Greece and Spain helped postwar Germany recover. Spot the difference
Sixty years ago, half of German war debts were cancelled to build its economy. Yet today, debt is destroying those creditors
Sixty years ago today, an agreement was reached in London to cancel half of postwar Germany's debt.
That cancellation, and the way it was done, was vital to the
reconstruction of Europe from war. It stands in marked contrast to the
suffering being inflicted on European people today in the name of debt.
Germany emerged from the second world war still owing debt that originated with the first world war: the reparations
imposed on the country following the Versailles peace conference in
1919. Many, including John Maynard Keynes, argued that these unpayable
debts and the economic policies they entailed led to the rise of the
Nazis and the second world war.
By 1953, Germany also had
debts based on reconstruction loans made immediately after the end of
the second world war. Germany's creditors included Greece and Spain,
Pakistan and Egypt, as well as the US, UK and France.

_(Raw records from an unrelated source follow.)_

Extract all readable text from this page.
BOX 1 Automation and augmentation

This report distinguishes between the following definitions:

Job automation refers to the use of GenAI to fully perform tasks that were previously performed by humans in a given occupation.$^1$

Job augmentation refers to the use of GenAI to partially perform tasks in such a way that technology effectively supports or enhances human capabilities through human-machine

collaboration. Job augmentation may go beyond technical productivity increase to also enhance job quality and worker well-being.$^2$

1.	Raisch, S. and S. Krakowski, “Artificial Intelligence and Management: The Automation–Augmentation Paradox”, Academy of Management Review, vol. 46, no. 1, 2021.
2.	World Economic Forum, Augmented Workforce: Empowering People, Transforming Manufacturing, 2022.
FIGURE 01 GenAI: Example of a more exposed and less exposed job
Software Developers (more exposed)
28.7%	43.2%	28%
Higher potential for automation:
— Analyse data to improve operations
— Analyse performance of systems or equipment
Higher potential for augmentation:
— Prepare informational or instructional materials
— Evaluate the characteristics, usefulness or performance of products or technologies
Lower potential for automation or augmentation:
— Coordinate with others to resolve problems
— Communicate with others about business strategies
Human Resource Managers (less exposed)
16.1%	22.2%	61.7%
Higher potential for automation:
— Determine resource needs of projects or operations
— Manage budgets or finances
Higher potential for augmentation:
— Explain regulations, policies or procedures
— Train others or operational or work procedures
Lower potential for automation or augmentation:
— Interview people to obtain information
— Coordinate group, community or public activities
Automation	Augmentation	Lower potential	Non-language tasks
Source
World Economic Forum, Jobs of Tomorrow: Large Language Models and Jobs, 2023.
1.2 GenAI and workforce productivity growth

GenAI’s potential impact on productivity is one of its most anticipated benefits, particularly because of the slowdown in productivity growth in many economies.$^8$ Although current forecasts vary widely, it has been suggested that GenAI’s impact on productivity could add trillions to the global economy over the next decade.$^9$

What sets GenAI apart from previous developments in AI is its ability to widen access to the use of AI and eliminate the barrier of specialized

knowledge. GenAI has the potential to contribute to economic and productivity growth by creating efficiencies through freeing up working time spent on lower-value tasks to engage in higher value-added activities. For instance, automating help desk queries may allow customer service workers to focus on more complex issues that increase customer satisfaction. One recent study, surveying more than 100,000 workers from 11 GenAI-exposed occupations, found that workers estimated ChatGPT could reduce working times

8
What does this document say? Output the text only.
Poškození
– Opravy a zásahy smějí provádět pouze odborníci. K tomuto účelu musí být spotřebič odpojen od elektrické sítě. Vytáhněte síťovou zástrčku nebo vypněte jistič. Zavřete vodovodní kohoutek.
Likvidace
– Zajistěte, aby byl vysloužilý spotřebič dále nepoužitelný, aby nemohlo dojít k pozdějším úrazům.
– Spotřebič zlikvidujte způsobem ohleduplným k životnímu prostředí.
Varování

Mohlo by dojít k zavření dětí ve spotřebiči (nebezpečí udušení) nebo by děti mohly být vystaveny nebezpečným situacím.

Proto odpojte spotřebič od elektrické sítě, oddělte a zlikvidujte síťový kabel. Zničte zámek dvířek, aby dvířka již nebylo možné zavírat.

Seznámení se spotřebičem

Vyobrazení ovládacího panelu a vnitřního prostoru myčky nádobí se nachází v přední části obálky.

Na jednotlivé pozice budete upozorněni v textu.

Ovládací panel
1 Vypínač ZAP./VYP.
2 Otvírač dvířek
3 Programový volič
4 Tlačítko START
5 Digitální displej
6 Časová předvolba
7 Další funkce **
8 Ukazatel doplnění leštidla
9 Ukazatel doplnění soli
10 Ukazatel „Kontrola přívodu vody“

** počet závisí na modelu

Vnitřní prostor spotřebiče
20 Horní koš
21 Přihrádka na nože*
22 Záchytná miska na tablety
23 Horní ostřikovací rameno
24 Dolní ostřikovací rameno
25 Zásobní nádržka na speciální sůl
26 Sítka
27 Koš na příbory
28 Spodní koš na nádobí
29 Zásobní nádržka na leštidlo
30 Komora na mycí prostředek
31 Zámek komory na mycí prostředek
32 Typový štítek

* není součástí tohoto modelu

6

German debts were well below the levels seen in Greece, Ireland, Portugal and Spain
today, making up around a quarter of national income. But even at this
level, there was serious concern that debt payments would use up
precious foreign currency earnings and endanger reconstruction.
Needing
a strong West Germany as a bulwark against communism, the country's
creditors came together in London and showed that they understood how
you help a country that you want to recover from devastation. It showed
they also understood that debt can never be seen as the responsibility
of the debtor alone. Countries such as Greece willingly took part in a
deal to help create a stable and prosperous western Europe, despite the
war crimes that German occupiers had inflicted just a few years before.
The
debt cancellation for Germany was swift, taking place in advance of an
actual crisis. Germany was given large cancellation of 50% of its debt.

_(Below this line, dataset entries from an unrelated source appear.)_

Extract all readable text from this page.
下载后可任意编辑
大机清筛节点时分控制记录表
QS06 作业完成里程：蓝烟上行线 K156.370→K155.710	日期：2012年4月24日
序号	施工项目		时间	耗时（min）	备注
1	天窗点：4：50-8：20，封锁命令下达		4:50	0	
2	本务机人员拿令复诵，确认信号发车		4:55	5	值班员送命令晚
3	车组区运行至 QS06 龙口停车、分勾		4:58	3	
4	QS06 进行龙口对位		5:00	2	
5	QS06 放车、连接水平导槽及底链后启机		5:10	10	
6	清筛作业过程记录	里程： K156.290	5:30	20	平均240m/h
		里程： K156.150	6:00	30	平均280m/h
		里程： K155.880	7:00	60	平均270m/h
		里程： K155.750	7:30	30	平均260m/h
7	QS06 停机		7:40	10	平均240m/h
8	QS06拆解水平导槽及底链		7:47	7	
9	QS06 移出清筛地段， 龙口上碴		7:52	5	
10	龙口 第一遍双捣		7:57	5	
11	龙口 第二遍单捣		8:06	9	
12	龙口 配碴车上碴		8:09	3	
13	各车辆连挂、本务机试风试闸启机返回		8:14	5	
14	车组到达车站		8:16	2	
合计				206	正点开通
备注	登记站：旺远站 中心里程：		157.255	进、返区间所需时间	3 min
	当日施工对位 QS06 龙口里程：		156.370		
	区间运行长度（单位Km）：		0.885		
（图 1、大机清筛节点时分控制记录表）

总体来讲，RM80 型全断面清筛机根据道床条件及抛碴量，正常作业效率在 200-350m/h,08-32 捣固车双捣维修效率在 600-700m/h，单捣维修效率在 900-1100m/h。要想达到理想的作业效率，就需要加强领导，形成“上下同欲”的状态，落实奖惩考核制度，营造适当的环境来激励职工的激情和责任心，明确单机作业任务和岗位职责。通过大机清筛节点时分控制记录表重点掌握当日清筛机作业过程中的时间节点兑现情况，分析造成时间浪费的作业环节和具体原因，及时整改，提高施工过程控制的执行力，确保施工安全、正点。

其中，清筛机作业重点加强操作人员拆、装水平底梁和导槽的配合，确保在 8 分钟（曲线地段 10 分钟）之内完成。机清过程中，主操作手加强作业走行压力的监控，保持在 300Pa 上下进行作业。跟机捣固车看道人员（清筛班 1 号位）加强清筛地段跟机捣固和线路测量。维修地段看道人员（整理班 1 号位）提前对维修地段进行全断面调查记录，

The deal covered all debts, including those owed by the private sector
and even individuals. It also covered all creditors. No one was allowed
to "hold out" and extract greater profits than anyone else. Any problems
would be dealt with by negotiations between equals rather than through
sanctions or the imposition of undemocratic policies.
Perhaps
the most innovative feature of the London agreement was a clause that
said West Germany should only pay for debts out of its trade surplus,
and any repayments were limited to 3% of exports earnings every year.
This meant those countries that were owed debt had to buy West German
exports in order to be paid. It meant West Germany would only pay from
genuine earnings, without recourse to new loans. And it meant Germany's
creditors had an interest in the country growing and its economy
thriving.
Following the London deal, West Germany
experienced an "economic miracle", with the debt problem resolved and
years of economic growth. The medicine doled out to heavily indebted
countries over the last 30 years could not be more different. Instead,
the practice since the early 1980s has been to bail out reckless lenders
through giving new loans, while forcing governments to implement
austerity and free-market liberalisation to become "more competitive".
As
a result of this, from Latin America and Africa in the 80s and 90s to
Greece, Ireland and Spain today, poverty has increased and inequality
soared. In Africa in the 80s and 90s, the number of people living in
extreme poverty increased by 125 million, while economies shrank. In
Greece today, the economy has shrunk by more than 20%, while one in two young people are unemployed. In both cases, debt ballooned.
The
priority of an indebted government today is to repay its debts,
whatever the amount of the budget these repayments consume. In contrast
to the 3% limit on German debt payments, today the IMF and World Bank
regard debt payments of up to 15-25% of export revenues as being
"sustainable" for impoverished countries. The Greek government's foreign
debt payments are around 30% of exports.
When debts have
been "restructured", they are only a portion of the total debts owed,
with only willing creditors participating. In 2012, only Greece's
private creditors had debt reduced. Creditors that held British or Swiss
law debt were also able to "hold out" against the restructuring, and
will doubtless pursue Greece for many years to come.
The
"strategy" in Greece, Ireland, Portugal and Spain today is to put the
burden of adjustment solely on the debtor country to make its economy
more competitive through mass unemployment and wage cuts. But without
creditors like Germany willing to buy more of their exports, this will
not happen, bringing pain without end.
The German debt deal
was a key element of recovering from the devastation of the second
world war. In Europe today, debt is tearing up the social fabric.
Outside Europe, heavily indebted countries are still treated to a
package of austerity and "restructuring" measures. Pakistan, the
Philippines, El Salvador and Jamaica are all spending between 10 and 20%
of export revenues on government foreign debt payments, and this
doesn't include debt payments by the private sector.
If we
had no evidence of how to solve a debt crisis equitably, we could
perhaps regard the policies of Europe's leaders as misguided. But we
have the positive example of Germany 60 years ago, and the devastating
example of the Latin American debt crisis 30 years ago. The actions of
Europe's leaders are nothing short of criminal.